AbstractMicrodosing psychedelics has garnered considerable attention within both nonprofessional circles and the scientific community in recent years. This method involves taking small, non-hallucinogenic doses of substances like LSD or psilocybin over weeks or months, purportedly to enhance specific behaviors, emotions, or address psychiatric conditions.
Exploring these assertions is crucial given the potential therapeutic value of microdosing, especially in conditions that respond positively to full psychedelic doses, such as depression. The full psychedelic experience might not always be suitable due to various factors like age, capacity to consent or comprehend the experience (e.g., dementia), or individual personality traits that might hinder surrendering to the experience. Microdosing could potentially serve as a maintenance therapy post-full dose administration, aiding specific psychological or biological processes during therapy or therapeutic exercises.
Recent studies in healthy individuals highlight that small psychedelic doses have nuanced effects on pain perception, mood, neuroplasticity, sleep duration, brain connectivity, and default mode network synchronicity. However, some parameters show null effects after both single and repeated administration.

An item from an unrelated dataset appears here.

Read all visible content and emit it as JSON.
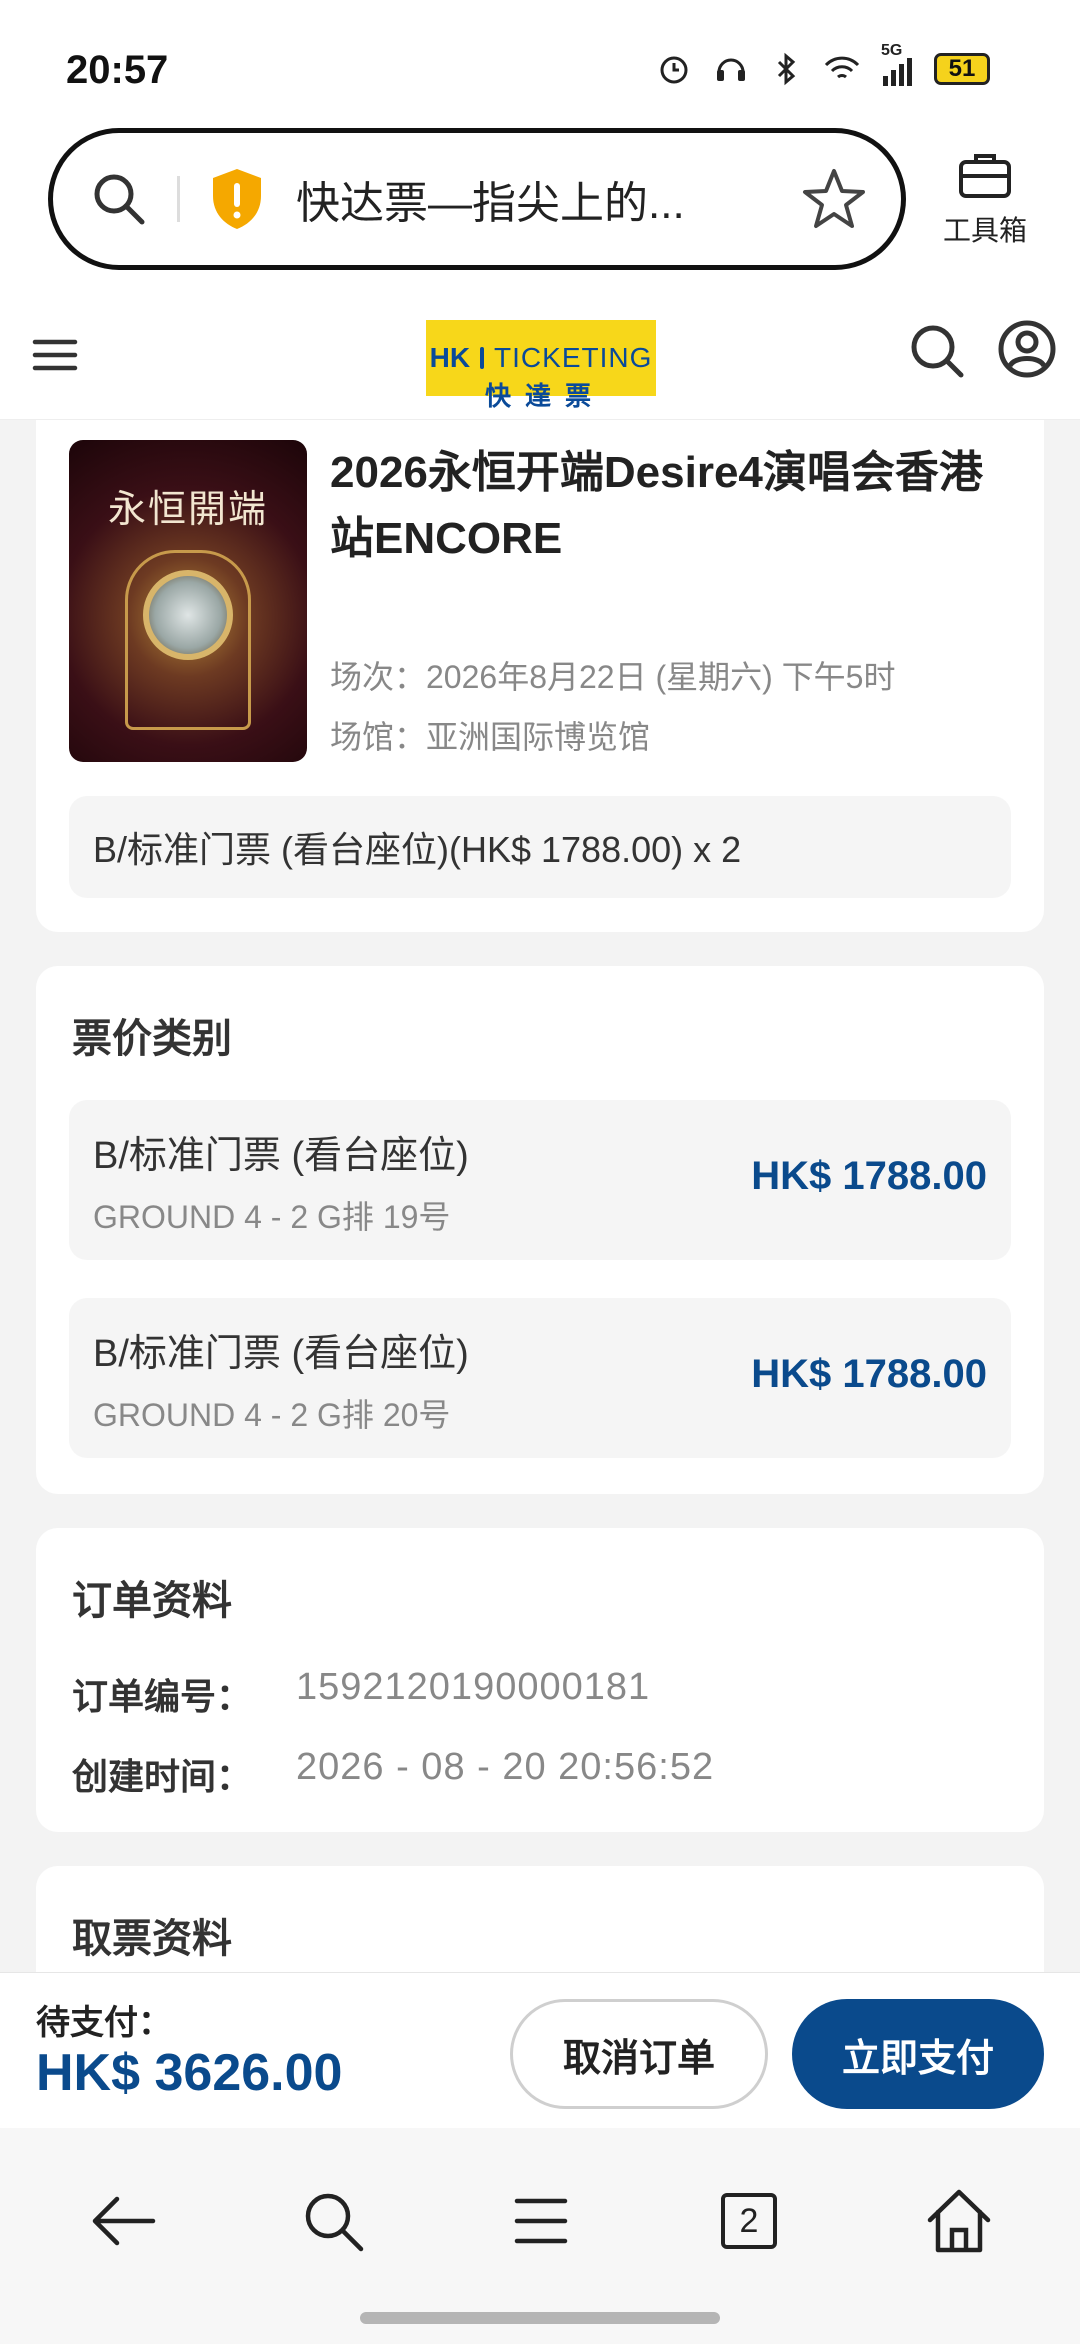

Our survey research uncovered that individuals with ADHD reported symptom relief through microdosing, deeming it more effective than their conventional treatments. Subsequently, we conducted a naturalistic study following individuals with ADHD across a 4-week microdosing period. Our findings indicated a reduction in symptoms over time, an increase in trait mindfulness, and a decrease in neuroticism compared to baseline. While these results are intriguing, they necessitate validation in a clinical trial. We have recently concluded such a trial and are currently analyzing the data to further explore these effects.